Citazione Originariamente Scritto da tabula_rasa
allora fa skifo un po' tutto... aiutatemi pero' nn ditemi che fa skifo e basta, se no come faccio a migliorare?
grazie
...hai ragione, mea culpa!

Citazione Originariamente Scritto da tabula_rasa
colazione 8.30: yogurt alla ciliegia con 4 biscottini al burro
allenamento 9.00-10.00: 10 min di tapis roulant, parte bassa e addominali
spuntino 11.30: un paio di noccioline e mandorle con uva secca
pranzo 13.00: un insalata con gamberetti
spuntino 14.15: una fetta di melone una fetta di ananas e un paio di noccioline
spuntino 16.00: mela
cena 20.30: pizza fatta in casa (pomodoro e mozzarella) 1 o 2 pezzetti

fino ad ora ho bevuto solo acqua 2 litri il mio record
allora il principio è quello di metter idealmente sulla tavola tutto ciò che devi mangiare in una giornata e dividerlo in 5/6 razioni...il risultato è perciò quello di fare 5/6 pasti al giorno ognuno costituito da una fonte di carboidrati, una di proteine ed una di grassi.
se poi il tuo fine ultimo è quello di perdere peso, dovrai calcolare il tuo metabolismo basale (quante kcal occorrono al tuo fisico nell'ipotesi che tu non faccia alcun tipo di attività fisica...ossia stando virtualmente a letto tutto il giorno ) quindi detrarre circa 200kcal - 300kcal.
inoltre è necessario bere molto, per intenderci 2 litri li dovrebbero bere tutte le persone indistintamente, che siano o meno "sportivi". personalmente ti consiglio di bere dai 3 ai 4 litri al giorno, inzialmente sembrerà un traguardo irraggiungibile ma vedrai che si rivelerà assolutamente semplice.
al momento non ho tempo per postarti le quantità di cibi e l'assunzione che devi farne tuttavia come puoi vedere ci sono già a prima vista delle cose della tua dieta che non funzionano (ed anzi…potenzialmente pericolose per il fisico):

colazione: yogurt con 4 biscottini al burro…….allora, per non stravolgere completamente ciò che hai postato potrei consigliarti dello yogurt magro (ho visto che i vitasnella nuovi contengono 6gr di carbo, 5gr di pro e circa 0 di grassi per 100gr.) unito ad una fonte di grassi come frutta secca o arachidi / mandorle / noci, ecc…i biscottini al burro toglili!
allenamento: lo vediamo a parte
spuntino 11.30: un paio di noccioline e mandorle con uva secca….allora ci sono solo grassi, manca una fonte di pro (io personalmente mi trovo bene negli spuntini con la bresaola) ed una fonte di carbo (la frutta può andar benissimo)
pranzo 13.00: un insalata con gamberetti….allora l’insalata nutrizionalmente non è nulla perciò puoi abusarne intanto ha una minimissima % di carbo (del tutto trascurabile).
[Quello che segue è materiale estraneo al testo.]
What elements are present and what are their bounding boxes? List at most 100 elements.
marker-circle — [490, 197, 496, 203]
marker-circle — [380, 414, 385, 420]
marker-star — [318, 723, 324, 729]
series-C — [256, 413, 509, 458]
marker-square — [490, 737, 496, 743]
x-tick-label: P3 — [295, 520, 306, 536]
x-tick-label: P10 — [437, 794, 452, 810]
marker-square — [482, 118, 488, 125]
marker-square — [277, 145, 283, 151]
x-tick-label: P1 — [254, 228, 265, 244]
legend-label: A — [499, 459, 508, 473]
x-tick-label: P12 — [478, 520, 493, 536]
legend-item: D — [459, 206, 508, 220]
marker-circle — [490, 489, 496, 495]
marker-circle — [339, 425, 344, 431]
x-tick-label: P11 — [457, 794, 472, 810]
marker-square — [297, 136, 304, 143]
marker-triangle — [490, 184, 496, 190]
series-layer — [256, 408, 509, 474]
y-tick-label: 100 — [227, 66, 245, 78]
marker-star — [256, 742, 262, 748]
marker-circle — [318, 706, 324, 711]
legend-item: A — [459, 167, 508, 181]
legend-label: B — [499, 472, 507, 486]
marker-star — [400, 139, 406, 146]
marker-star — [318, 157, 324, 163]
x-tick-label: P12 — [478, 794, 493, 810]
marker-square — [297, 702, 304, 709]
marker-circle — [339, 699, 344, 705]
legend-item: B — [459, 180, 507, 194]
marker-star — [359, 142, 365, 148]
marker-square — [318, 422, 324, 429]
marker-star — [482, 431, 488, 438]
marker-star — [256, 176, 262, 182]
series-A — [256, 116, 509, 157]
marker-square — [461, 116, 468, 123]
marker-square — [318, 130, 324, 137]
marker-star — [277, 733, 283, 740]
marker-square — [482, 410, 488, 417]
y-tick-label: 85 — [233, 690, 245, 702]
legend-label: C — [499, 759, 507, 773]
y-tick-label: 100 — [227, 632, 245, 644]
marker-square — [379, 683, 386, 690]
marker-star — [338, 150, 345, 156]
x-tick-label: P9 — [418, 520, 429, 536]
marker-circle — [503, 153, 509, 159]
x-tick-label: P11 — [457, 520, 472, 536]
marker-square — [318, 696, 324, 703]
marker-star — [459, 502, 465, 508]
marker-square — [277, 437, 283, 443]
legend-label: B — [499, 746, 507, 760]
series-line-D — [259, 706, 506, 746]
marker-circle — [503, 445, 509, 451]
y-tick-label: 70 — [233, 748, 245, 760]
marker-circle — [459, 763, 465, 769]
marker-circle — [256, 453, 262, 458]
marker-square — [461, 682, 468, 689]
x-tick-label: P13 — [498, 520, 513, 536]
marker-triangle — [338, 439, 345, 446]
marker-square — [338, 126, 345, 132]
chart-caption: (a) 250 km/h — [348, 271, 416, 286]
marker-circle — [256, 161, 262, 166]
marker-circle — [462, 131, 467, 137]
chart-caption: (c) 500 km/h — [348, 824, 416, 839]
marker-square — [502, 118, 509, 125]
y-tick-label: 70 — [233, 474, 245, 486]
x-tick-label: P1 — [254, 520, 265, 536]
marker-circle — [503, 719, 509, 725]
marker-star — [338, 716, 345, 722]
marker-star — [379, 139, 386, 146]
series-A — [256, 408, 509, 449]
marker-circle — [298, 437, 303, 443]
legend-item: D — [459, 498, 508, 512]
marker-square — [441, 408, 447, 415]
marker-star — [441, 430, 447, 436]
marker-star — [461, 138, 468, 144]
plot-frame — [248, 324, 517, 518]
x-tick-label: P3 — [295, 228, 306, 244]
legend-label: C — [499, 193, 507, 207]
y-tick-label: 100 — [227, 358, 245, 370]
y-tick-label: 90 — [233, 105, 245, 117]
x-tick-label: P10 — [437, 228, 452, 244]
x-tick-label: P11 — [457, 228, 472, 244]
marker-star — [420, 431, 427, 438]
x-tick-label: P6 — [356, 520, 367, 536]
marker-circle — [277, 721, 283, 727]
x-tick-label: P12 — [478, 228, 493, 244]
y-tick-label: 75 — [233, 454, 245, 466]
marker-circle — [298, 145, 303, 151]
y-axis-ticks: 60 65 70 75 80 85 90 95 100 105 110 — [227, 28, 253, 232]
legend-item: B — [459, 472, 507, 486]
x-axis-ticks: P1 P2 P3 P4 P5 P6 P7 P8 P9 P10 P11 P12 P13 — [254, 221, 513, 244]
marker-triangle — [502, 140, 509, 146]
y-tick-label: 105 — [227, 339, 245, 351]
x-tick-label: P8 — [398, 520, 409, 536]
Servono carbo (magari verdura), proteine (carne e/o pesce) e grassi (l’olio extravergine d’oliva è una buona scelta); qui un paio di accorgimenti: il pesce è meglio se “azzurro”…i gamberetti non fanno bene per capirci, la carne preferibilmente bianca. Sulla verdura hai l’imbarazzo della scelta ed anche se non tutta la verdura è uguale, non farti paranoie inutili. Se reputi di aver assunto pochi carbo dai vegetali, unisci un frutto (per esempio una mela).
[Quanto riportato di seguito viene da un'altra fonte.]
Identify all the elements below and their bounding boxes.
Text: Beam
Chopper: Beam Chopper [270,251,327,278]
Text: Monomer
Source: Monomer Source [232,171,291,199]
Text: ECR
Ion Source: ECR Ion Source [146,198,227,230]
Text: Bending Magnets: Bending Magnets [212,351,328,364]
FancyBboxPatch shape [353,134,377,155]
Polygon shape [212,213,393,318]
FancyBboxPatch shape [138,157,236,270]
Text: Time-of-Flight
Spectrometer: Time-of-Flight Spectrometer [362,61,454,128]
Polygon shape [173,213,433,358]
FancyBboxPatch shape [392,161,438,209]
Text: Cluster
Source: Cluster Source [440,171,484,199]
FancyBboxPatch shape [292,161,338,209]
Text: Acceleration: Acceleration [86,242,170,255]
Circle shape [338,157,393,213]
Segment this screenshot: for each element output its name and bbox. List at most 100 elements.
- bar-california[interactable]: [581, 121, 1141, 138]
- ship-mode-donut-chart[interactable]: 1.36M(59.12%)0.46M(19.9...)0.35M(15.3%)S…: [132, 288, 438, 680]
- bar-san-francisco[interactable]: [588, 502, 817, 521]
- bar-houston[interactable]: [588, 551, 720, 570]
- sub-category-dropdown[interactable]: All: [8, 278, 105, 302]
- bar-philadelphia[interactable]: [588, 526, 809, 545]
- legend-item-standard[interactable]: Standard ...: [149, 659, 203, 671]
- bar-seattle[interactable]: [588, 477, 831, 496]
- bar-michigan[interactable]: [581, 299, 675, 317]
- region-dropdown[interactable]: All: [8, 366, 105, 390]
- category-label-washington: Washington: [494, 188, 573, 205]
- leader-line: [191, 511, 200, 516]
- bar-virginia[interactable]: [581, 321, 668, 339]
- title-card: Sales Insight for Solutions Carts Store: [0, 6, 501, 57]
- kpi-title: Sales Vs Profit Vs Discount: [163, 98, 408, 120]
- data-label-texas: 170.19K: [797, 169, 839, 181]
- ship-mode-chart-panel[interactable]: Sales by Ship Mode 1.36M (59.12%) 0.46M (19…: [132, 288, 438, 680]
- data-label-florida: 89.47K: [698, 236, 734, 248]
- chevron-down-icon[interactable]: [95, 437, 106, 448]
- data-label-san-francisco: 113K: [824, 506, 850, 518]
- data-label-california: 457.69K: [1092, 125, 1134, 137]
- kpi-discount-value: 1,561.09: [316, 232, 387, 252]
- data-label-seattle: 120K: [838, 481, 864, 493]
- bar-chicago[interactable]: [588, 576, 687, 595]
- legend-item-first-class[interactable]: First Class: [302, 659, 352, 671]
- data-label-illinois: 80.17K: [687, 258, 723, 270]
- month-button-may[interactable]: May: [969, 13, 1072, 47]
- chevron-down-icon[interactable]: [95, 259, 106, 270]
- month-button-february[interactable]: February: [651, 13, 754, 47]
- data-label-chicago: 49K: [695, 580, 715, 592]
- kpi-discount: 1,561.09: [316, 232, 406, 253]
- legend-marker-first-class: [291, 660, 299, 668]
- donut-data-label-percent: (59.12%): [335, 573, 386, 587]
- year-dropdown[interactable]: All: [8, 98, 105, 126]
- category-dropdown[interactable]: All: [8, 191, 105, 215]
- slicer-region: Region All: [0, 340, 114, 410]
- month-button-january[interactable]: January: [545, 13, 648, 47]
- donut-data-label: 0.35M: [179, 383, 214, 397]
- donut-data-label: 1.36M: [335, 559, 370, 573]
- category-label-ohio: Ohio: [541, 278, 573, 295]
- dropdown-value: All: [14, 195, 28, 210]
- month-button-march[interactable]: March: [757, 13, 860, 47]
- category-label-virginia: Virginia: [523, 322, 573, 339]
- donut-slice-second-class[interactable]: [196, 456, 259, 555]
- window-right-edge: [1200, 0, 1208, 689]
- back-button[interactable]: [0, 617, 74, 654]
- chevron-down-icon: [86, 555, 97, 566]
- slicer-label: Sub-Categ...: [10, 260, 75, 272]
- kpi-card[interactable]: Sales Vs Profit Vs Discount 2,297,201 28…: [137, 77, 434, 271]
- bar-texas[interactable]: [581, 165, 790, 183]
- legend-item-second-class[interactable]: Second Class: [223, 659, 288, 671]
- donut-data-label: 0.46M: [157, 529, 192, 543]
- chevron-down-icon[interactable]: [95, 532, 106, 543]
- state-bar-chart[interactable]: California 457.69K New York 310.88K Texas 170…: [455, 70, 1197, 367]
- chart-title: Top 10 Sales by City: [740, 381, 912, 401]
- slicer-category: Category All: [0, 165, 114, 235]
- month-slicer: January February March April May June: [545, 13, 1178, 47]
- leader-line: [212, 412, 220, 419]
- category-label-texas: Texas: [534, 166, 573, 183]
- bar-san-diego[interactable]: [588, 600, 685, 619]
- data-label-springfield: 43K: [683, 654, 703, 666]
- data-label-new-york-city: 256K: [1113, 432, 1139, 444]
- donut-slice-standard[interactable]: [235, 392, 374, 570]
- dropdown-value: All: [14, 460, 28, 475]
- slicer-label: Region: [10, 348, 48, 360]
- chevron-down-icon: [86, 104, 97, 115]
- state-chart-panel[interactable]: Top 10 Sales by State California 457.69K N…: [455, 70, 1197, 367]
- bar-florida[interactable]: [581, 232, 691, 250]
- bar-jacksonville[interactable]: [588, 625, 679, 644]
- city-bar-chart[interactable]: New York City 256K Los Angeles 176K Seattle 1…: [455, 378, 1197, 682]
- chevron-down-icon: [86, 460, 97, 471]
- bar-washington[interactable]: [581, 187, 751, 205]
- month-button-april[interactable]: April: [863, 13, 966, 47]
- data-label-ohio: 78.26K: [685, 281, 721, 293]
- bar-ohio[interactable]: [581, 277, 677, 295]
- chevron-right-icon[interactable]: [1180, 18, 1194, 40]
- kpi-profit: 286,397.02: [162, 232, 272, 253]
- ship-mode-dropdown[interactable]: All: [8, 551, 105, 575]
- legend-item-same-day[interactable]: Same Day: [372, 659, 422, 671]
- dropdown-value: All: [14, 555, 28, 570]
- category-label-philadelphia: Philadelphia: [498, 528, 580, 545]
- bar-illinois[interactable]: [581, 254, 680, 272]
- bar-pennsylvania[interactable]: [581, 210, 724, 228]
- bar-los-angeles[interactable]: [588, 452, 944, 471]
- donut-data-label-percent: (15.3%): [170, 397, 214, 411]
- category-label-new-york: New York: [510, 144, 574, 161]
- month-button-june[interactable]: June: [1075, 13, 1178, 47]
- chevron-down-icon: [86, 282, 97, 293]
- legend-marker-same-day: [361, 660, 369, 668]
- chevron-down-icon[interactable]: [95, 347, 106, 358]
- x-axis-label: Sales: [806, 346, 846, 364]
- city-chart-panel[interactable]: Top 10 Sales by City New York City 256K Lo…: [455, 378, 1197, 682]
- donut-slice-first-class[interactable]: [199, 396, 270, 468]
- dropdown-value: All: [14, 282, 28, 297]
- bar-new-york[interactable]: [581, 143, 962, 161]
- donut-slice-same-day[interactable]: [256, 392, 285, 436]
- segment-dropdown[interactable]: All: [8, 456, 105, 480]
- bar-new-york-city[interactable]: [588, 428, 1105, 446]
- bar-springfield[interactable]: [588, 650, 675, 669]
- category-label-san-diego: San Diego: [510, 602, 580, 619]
spuntino pomeridiano: fai un unico spuntino durante il pome, valgono le stesse regole del mattino.
cena: idem come a pranzo.
prenanna: se decidi di farlo rispetta le regole degli spuntini, può andar bene un bicchiere di latte in quanto contiene carbo / pro e grassi (anche se non buoni).
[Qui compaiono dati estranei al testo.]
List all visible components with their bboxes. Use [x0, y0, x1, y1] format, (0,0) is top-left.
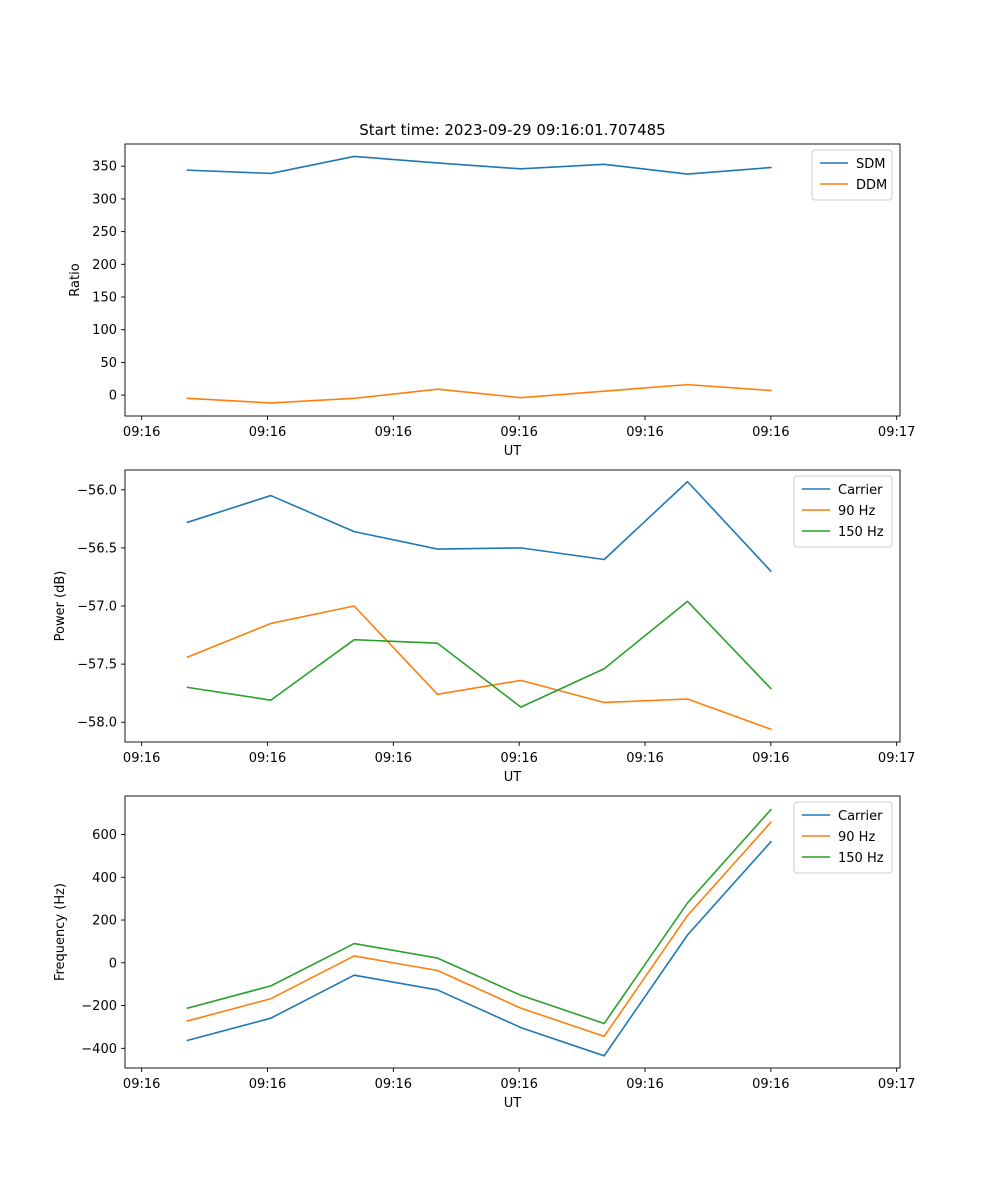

La dieta che ti ho postato (o meglio le linee guida…te la devi “customizzare sulla tua persona”) è una simil dieta a zona, dico simil perché devi evitare nel modo più assoluto le paranoie della zona, il calcolo dei blocchi e del tuo fabbisogno calorico…insomma, i tuoi traguardi devono esser lenti e costanti.
Personalmente seguendo questi “consigli per un’alimentazione pulita” ho perso in 2 anni circa 31kg passando da 93kg a 62kg. Oggi sono 68kg e mi sento in forma. Non ti nascondo che l’attività fisica ha la sua importanza ma questa è un’altra questione che affronteremo a parte.
Spero di esserti stato d’aiuto….e questa volta non puoi dire che non mi sono sbattuto.